A saída do euro não constitui em si mesmo um programa; não é mais do que um instrumento a utilizar em caso de necessidade. A fetichização da moeda dá rédea solta a ilusões sobre o "bom dracma" que valem o mesmo que as, imaginárias, sobre o "bom euro" e esconde os problemas sociais atrás de uma lógica nacional-monetária. Artigo de Michel Husson, A l’encontre.

A rendição do governo de Tsipras às imposições da troika constitui uma dolorosa derrota para quem é partidário de uma alternativa à austeridade neoliberal na Europa. Recordemos brevemente, ainda que seja de forma desordenada, as razões desta derrota: subestimar a agressividade das "instituições", essa mistura de fanatismo económico e de vontade política para esmagar uma alternativa; não ter preparado as condições materiais para uma rutura que passava, sobretudo, pela suspensão unilateral do pagamento da dívida; a não construção da relação de forças ideológica interna necessária para esta rutura; a incapacidade de assumir o “não” do referendo, ao levar a adoptar, na lógica de uma união nacional, medidas que o próprio governo tinha proposto à população recusar [no referendo]; e a ausência de governos que se alinhassem na mesma perspectiva e o débil apoio dos movimentos sociais.

Através dessa constatação, com frequência chega-se à conclusão de que, afinal de contas, na zona euro não é possível desenvolver uma política alternativa. Para Stathis Kouvelakis, "está claro que querer romper com as políticas neoliberais, ultra austeritárias e dos "memorandos" no marco da zona euro revela uma ilusão que custa muito caro". A ideia do "bom euro" e de "fazer mudar a Europa", a rejeição obstinada de um plano B e o fechar-se num processo esgotante de pseudo negociações conduziram ao desastre maior da esquerda que luta pela transformação social na Europa depois do desmoronamento da URSS”[i].

Jacques Sapir chega à mesma conclusão: "na realidade, não é possível modificar a UE desde dentro. A Esquerda Radical deve fixar como primeiro objectivo a rutura, pelo menos com as instituições cujo conteúdo semicolonial é predominante: isto é, o euro, e deve pensar em construir alianças políticas a partir desse objectivo. Chegou a hora de optar: terá que romper [com o euro] ou perecer”[ii].

É possível que hoje em dia a Grécia não tenha outra alternativa que não o Grexit. Podemos discuti-lo. Mas daí não se pode chegar à conclusão de que é necessária uma revisão estratégica para o conjunto da Europa. Esta opção binária - ou claudicar, de uma forma ou outra, ou o Grexit- constitui um atalho que apaga de uma só vez os elementos intermédios que atuam na construção de uma relação de forças.

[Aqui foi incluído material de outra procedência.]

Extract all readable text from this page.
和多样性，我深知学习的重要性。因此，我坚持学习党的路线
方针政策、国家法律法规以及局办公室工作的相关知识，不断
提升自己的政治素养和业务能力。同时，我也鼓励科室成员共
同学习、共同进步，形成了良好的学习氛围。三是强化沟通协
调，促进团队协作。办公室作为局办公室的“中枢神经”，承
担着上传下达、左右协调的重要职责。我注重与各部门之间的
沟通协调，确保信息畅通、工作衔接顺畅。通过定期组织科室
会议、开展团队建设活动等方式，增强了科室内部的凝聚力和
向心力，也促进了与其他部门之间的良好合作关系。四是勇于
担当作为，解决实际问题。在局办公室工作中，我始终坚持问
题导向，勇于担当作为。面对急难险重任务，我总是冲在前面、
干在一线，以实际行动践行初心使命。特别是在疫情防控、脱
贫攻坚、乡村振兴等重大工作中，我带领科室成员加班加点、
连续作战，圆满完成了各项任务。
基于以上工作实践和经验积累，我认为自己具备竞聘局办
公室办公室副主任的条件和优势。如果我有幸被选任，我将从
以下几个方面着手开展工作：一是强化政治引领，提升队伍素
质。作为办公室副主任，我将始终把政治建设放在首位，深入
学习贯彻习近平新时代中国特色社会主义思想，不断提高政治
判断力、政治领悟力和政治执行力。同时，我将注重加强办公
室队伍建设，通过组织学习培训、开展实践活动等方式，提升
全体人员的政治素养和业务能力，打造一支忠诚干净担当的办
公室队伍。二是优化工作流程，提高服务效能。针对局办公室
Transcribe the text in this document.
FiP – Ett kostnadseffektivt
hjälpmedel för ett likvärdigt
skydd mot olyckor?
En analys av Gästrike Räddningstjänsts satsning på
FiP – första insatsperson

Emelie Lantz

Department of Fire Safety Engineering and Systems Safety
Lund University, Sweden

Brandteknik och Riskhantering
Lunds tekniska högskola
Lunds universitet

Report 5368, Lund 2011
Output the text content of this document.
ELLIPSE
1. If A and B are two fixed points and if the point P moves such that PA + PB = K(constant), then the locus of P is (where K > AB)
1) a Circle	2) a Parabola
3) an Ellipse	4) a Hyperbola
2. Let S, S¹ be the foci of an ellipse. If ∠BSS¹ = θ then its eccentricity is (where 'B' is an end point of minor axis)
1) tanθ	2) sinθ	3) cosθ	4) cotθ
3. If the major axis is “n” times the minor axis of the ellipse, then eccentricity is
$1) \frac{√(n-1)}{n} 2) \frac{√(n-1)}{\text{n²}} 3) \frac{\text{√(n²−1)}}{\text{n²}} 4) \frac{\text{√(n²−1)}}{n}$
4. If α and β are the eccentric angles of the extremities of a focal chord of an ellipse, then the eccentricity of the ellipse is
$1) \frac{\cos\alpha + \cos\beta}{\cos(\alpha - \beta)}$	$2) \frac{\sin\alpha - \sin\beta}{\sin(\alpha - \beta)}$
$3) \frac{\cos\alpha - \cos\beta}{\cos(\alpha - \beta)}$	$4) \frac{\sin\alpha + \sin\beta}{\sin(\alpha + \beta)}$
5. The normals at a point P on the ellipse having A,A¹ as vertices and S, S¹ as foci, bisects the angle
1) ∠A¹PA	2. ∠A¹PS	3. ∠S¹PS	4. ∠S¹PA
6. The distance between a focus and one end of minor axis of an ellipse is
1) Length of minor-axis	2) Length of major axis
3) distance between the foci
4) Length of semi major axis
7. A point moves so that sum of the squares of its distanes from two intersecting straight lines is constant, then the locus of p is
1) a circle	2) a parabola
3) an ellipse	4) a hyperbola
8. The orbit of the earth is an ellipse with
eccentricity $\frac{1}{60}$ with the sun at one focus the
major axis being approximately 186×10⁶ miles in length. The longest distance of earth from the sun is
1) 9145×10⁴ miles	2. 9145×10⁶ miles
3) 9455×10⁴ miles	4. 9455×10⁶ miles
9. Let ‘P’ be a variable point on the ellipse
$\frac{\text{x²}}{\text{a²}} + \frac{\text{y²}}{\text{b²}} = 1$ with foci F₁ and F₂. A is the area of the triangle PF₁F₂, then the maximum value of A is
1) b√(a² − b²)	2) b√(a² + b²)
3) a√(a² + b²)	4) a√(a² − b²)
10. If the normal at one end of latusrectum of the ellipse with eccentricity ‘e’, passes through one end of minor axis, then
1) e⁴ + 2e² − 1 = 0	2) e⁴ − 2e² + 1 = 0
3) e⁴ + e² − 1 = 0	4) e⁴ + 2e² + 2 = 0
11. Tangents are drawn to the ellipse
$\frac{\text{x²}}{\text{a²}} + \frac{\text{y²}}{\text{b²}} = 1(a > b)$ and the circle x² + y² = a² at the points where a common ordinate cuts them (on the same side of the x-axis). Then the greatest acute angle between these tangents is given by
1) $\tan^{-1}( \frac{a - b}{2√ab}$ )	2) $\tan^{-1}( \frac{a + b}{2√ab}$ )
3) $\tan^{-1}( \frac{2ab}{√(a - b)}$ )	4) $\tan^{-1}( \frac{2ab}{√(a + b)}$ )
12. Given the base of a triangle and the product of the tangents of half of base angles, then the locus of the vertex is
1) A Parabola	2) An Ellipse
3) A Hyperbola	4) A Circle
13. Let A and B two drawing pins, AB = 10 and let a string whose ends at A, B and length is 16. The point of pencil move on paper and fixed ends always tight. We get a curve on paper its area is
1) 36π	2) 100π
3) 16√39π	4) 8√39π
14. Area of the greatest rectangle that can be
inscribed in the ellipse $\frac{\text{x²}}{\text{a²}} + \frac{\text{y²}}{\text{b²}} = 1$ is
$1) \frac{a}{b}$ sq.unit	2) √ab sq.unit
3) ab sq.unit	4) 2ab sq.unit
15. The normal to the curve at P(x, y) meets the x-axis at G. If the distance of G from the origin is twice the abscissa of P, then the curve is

Efectivamente, durante muito tempo o debate propôs-se com frequência nesses termos. atualmente, à luz da experiência grega, são muitos os que apontam a saída do euro como a única alternativa possível. Mas, uma vez mais, misturam-se dois debates: o primeiro tem que ver com a situação grega atualmente, e o segundo é mais geral e refere-se à estratégia de rutura para Europa.

Vou começar com um comentário realizado sobre o meu artigo “A economia política do crime”[iii]: "Interessante, mas então por que se pronuncia sempre contra a saída do euro? Parece que levou tempo a compreender que o euro e os planos de ajuste imposto à Grécia caminham de mãos dadas. O seu ponto de vista não é coerente". A questão é que eu não tenho estado nunca "contra a saída do euro", como se torna, entre outras contribuições, neste resumo de um artigo publicado em 2011: "Neste esquema, a saída do euro não constitui, uma precondição. Ao invés é uma arma que se pode utilizar como último recurso. A rutura dever-se-ia realizar fundamentalmente em torno de dois pontos que permitiriam obter uma margem de manobra real: a nacionalização da banca e a anulação da dívida"[iv].

Como todos reconhecem, a questão chave para Grécia é o carácter não sustentável da dívida. Com base nisso, a medida prioritária a adoptar é a moratória unilateral da mesma, seguida da sua anulação total ou parcial. Mas que tem isto a ver com a saída do euro? Jamais cheguei a entender como se pode estabelecer um vínculo lógico entre essas duas medidas.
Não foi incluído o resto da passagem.